Education Ministry Ponders on Future of 'Effective' School Feeding Program
The school feeding program, where children access porridge before classes in some schools in Malawi, has proven effective in encouraging children to attend school. But it is a donor-funded program whose future is bleak when the donors withdraw.
But the government of Malawi says it is now exploring ways and means of ensuring sustainability of the program to maintain high enrollment and reduced absenteeism.
Education minister, Dr. William Susuwere-Banda, said this Thursday in Salima when a delegation from the Norway visited Chapita Primary School in the area of Traditional Authority Kambwiri, a beneficiary of Joint Program on Girls Education.

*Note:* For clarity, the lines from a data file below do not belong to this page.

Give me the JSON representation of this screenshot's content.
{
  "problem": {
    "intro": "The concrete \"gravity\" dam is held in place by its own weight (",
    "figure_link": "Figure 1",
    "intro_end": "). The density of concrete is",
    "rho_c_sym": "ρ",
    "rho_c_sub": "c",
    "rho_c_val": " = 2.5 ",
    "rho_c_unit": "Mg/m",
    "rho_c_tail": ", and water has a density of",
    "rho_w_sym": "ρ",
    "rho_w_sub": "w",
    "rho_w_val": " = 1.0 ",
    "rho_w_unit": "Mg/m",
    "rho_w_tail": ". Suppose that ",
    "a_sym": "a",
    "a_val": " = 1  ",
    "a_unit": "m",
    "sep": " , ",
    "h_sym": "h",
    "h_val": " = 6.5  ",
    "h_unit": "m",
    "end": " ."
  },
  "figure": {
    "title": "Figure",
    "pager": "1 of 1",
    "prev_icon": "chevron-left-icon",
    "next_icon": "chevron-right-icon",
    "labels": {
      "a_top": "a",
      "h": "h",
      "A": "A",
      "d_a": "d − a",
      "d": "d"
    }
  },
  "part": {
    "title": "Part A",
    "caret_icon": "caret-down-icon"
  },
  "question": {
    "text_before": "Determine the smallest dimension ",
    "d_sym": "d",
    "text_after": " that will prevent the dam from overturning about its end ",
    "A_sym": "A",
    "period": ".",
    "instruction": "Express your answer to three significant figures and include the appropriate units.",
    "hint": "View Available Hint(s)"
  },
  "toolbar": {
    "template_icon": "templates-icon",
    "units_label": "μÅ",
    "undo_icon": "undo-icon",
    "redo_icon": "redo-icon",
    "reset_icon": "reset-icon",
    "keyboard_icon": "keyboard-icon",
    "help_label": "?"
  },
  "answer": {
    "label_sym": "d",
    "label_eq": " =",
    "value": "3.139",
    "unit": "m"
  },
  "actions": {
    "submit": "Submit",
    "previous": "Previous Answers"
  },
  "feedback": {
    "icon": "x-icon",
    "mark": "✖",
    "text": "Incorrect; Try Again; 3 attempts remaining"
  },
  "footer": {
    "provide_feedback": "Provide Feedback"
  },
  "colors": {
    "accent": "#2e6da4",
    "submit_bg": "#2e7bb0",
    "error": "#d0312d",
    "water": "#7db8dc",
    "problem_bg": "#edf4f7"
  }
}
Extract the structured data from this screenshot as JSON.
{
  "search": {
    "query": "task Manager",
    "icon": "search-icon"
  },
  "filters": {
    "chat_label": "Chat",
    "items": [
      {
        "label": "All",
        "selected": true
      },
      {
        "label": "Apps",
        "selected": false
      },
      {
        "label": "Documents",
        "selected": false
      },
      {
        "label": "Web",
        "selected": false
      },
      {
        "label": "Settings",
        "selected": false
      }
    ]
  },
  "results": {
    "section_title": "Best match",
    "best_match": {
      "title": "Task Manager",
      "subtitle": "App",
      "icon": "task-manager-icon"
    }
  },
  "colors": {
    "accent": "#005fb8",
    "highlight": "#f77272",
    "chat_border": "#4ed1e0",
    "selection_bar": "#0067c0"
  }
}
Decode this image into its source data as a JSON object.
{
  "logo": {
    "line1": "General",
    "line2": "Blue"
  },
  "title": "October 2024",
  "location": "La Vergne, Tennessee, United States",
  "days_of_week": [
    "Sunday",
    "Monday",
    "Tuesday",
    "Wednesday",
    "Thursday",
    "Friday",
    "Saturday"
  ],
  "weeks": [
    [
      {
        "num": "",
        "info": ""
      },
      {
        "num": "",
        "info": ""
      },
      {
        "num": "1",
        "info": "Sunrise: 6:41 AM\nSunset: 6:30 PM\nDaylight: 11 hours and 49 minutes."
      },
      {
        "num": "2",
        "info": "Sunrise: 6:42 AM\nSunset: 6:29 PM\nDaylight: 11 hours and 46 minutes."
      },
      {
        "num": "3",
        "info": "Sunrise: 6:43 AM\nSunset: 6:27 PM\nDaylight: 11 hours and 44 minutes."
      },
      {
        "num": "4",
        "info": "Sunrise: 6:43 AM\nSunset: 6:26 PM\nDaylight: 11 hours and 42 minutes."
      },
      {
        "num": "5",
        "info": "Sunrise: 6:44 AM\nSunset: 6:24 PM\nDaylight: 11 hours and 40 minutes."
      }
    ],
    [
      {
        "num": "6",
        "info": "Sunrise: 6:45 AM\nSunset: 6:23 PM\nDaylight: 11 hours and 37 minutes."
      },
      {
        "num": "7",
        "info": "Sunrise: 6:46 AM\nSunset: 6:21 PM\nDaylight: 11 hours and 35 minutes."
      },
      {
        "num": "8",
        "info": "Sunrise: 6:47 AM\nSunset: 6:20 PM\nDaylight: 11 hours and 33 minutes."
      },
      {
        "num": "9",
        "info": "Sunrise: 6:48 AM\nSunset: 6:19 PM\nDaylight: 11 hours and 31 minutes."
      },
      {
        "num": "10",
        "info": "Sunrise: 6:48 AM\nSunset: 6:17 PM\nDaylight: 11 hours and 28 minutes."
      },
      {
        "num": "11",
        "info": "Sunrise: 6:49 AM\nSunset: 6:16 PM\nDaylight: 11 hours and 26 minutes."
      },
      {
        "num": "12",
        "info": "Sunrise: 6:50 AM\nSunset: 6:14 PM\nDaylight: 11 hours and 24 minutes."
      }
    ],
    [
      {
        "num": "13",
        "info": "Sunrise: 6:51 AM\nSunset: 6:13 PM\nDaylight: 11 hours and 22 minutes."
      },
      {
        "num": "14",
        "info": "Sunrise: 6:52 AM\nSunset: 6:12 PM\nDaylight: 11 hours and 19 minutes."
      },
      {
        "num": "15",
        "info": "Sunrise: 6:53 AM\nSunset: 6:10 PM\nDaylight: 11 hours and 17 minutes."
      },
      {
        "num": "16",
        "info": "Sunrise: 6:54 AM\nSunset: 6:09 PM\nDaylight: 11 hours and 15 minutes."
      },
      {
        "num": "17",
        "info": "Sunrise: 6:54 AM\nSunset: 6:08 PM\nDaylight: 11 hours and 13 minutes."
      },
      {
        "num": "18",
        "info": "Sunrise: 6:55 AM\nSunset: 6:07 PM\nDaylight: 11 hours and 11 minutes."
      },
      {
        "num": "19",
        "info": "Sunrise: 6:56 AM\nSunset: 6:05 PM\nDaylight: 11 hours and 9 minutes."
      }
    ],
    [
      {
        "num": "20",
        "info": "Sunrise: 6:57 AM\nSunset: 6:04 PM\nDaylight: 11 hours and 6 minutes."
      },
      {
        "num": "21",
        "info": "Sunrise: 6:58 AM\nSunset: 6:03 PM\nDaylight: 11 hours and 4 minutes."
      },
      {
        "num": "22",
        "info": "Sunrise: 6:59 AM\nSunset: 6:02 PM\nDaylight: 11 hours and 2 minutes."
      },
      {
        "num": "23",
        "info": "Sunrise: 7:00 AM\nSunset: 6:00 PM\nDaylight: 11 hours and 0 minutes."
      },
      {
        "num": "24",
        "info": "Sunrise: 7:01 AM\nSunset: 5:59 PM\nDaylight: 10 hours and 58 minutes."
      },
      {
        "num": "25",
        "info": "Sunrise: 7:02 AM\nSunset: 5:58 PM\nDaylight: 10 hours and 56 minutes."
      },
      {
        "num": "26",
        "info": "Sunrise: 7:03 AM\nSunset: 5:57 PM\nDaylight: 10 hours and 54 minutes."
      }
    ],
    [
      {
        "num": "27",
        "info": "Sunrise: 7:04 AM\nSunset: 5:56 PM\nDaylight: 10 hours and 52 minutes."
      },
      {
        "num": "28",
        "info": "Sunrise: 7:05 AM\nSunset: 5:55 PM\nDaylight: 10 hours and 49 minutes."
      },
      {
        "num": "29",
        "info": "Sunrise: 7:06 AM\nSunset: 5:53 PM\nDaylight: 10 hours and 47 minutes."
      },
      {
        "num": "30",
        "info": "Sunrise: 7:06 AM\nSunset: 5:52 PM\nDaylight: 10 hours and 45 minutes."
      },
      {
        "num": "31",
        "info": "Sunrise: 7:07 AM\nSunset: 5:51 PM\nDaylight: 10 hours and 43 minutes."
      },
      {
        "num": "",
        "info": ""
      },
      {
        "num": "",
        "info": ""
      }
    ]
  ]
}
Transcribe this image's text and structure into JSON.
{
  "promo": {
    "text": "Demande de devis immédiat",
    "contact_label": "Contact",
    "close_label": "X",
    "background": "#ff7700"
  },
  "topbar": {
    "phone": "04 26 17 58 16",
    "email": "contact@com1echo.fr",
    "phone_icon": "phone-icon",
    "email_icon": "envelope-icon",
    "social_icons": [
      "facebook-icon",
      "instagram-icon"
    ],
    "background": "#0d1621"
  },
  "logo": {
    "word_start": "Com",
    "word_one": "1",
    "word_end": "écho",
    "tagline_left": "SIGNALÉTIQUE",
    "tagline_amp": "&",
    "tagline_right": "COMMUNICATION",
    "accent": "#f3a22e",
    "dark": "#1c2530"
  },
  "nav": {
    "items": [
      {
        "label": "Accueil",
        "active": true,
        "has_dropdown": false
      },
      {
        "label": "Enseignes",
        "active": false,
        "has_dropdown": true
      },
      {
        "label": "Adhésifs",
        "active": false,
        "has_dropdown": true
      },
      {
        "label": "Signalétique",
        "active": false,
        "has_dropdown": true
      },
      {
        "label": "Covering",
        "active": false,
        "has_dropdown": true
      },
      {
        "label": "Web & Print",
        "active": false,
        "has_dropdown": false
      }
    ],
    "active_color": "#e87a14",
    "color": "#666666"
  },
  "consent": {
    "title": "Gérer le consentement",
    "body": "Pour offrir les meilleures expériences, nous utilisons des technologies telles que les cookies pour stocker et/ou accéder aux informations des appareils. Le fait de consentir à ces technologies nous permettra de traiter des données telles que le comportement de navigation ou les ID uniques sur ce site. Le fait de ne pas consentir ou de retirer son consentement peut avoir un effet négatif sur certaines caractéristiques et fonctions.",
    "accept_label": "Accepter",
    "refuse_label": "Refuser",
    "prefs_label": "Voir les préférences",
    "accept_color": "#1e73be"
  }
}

Learners at Chapita Primary School also benefit from the school feeding program.
Dr. Susuwere-Banda acknowledged evidence of increased enrollment and reduced absenteeism as well as reduced dropout rate in schools benefiting on this program.
“We have support from the Norwegian Government at this school, for example, and the question is, what will be the way forward when the Norwegian government has withdrawn? So we need to begin to explore (available) possibilities,” he said.
Through Joint Program on Girls Education, implemented by different partners and the ministries of Health and Education, the schools are provided with supplies to facilitate provision of meals for learners purchased from farmer within communities.
Visiting Director General of Norwegian Foreign Affairs ministry, Katja Nordgaard, has expressed satisfaction at the strides toward promotion of girls’ education. She said the Norwegian government would continue supporting the program.
“Health and Education ministries coming together is very important and the focus to make sure that girls remain in school, is very good. We are very committed to supporting interventions on education, Health and climate related issues,” she said.